Bevor ich nach Istanbul gekommen bin, war mir eigentlich nur ein türkischer Musiker bekannt. Oder genauer ein türkischer Song. „Kiss Kiss“ von Tarkan. Und gleich in meiner ersten Woche in der Metropole habe ich den Klassiker in jedem Club gehört. Auf einmal lese ich dann bei Facebook, dass es ein Gratiskonzert von Tarkan in Besiktas geben soll. Direkt am Bosporus-Ufer. Wahlkampf auf Türkisch. Wir treffen uns in einer großen Gruppe in Cihangir und laufen dann abends um zehn Uhr Richtung Besiktas.
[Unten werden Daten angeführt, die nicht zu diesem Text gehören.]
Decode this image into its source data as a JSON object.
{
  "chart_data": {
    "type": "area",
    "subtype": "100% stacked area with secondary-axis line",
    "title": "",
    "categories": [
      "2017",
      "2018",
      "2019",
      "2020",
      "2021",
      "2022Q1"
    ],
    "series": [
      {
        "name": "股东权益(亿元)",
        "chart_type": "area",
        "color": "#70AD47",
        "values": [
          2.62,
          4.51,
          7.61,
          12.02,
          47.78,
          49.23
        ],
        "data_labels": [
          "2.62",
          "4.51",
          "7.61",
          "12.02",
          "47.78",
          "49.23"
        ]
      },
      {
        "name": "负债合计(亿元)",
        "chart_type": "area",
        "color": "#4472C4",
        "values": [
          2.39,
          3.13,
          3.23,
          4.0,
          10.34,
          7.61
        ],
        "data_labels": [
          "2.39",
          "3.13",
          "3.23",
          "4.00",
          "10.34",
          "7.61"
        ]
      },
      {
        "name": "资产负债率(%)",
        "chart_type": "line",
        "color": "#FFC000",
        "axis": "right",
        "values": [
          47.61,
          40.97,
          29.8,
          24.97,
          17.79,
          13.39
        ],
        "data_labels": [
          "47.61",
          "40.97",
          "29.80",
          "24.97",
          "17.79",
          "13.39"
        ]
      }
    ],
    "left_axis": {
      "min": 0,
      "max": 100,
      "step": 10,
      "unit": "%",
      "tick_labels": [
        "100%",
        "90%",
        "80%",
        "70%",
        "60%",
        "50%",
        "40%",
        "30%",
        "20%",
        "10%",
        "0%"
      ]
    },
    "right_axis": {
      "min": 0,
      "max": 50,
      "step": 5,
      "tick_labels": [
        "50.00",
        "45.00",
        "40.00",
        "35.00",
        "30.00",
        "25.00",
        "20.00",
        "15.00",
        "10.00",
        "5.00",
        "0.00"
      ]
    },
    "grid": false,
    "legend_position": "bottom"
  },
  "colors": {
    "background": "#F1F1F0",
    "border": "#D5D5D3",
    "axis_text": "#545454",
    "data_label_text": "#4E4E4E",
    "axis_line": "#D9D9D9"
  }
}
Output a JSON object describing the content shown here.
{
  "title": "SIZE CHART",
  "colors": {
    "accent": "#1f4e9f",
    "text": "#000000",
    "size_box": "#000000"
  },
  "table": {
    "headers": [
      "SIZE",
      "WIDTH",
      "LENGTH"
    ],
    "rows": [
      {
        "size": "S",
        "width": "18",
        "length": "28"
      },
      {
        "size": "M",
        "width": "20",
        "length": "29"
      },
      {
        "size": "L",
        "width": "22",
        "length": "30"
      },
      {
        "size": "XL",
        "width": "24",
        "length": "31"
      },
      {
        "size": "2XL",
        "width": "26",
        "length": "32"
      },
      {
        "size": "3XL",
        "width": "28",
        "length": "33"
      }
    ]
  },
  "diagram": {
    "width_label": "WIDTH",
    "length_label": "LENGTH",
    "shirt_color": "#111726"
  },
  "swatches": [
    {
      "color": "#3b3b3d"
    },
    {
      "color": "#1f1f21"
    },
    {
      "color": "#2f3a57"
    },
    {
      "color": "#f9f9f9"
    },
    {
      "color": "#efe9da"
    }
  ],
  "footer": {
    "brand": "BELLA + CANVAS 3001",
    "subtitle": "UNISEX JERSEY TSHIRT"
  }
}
Er soll sogar schon auf der Bühne stehen, ruft ein Italiener und fordert ein höheres Schritttempo. Wir gehen aber entspannt weiter, weil sich die Anzahl echter Tarkan-Fans dann doch in Grenzen hält. Durch einen etwas versteckten Zugang finden wir dann einen Platz in der Menge jubelnder türkischer Jugendlicher und können den mittlerweile über vierzigjährigen Sänger in schwarz-weißem Outfit erkennen. Als Tarkan wenig später „Kiss Kiss“ playback singt, können endlich auch die Erasmusstudenten mitsingen.